Art. 4º Esta Lei não se aplica ao tratamento de dados pessoais:

I – realizado por pessoa natural para fins exclusivamente particulares e não econômicos;

II – realizado para fins exclusivamente: 

a) jornalístico e artísticos; ou 

[…]

III – realizado para fins exclusivos de:

d) atividades de investigação e repressão de infrações penais; ou […]

ASSEMBBLEIAS VIRTUAIS E CÂMERAS EM INÚMEROS LOCAIS SÃO INQUESTIONÁVEIS

     Ao contrário, a LGPD, inclusive confirma a possiblidade de utilização das milhares de câmeras de vídeo espalhadas por todas as ruas, edifícios, locais de trabalho, que visam justamente garantir o registro de algum furto, roubo, fraude ou qualquer outro ilícito penal, conforme previsto na alínea “d”, inciso III, do art. 4º.

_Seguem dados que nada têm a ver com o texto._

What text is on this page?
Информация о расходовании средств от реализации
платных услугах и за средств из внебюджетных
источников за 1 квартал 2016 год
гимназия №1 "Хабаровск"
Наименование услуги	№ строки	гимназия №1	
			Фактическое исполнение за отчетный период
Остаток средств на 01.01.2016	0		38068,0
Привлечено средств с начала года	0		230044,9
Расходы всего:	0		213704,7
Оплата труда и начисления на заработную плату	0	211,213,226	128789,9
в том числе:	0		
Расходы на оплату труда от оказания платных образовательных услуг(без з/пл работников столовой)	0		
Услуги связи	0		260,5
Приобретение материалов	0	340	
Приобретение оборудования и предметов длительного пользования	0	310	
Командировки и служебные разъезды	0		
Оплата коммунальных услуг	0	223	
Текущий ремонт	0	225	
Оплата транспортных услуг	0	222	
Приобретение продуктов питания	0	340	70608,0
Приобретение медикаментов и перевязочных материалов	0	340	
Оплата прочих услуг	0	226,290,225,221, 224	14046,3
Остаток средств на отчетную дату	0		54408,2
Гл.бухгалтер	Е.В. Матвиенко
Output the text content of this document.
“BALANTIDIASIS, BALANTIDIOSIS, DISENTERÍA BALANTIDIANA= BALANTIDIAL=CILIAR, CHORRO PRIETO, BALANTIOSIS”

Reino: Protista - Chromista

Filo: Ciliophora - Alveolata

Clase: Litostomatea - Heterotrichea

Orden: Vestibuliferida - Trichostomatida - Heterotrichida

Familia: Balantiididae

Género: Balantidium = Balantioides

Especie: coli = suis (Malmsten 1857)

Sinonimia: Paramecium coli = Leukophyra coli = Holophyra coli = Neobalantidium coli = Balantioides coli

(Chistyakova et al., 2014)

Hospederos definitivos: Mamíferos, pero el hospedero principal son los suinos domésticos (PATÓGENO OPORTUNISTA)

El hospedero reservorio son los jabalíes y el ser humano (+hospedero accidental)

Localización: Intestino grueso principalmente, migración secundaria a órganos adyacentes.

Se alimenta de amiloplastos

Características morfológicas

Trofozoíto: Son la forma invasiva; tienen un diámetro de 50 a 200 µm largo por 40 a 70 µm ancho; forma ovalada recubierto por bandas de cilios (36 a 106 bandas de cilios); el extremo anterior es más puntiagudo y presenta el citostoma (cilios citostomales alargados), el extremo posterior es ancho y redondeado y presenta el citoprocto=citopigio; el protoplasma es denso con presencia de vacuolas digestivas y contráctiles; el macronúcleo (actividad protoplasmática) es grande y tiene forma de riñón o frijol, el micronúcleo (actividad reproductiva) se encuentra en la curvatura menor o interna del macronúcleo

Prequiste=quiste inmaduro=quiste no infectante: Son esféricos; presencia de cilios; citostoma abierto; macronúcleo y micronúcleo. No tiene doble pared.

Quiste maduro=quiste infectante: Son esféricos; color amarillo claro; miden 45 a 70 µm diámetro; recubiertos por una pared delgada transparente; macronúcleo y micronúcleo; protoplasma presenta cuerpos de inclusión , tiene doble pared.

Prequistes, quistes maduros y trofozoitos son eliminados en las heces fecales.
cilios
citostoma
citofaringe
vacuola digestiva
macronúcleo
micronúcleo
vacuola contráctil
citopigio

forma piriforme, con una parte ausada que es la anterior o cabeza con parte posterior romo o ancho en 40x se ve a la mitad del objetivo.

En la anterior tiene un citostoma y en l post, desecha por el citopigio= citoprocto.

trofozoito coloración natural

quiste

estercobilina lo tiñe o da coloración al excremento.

     Inexiste nas suas diretrizes qualquer impedimento de gravar uma assembleia, pois essa Lei dispõe sobre a proteção de dados, entre outros bens jurídicos, da inviolabilidade da intimidade das pessoas. Os dispositivos da LGPD não são aplicáveis ao direito de um particular realizar a filmagem de uma reunião ou assembleia da qual faça parte, pois tal filmagem está longe de ser da intimidade de alguém.  Basta vermos as milhares de assembleias virtuais que a cada dia vêm sendo mais utilizadas diante da sua praticidade, sendo as mesmas gravadas sem qualquer questionamento dos participantes.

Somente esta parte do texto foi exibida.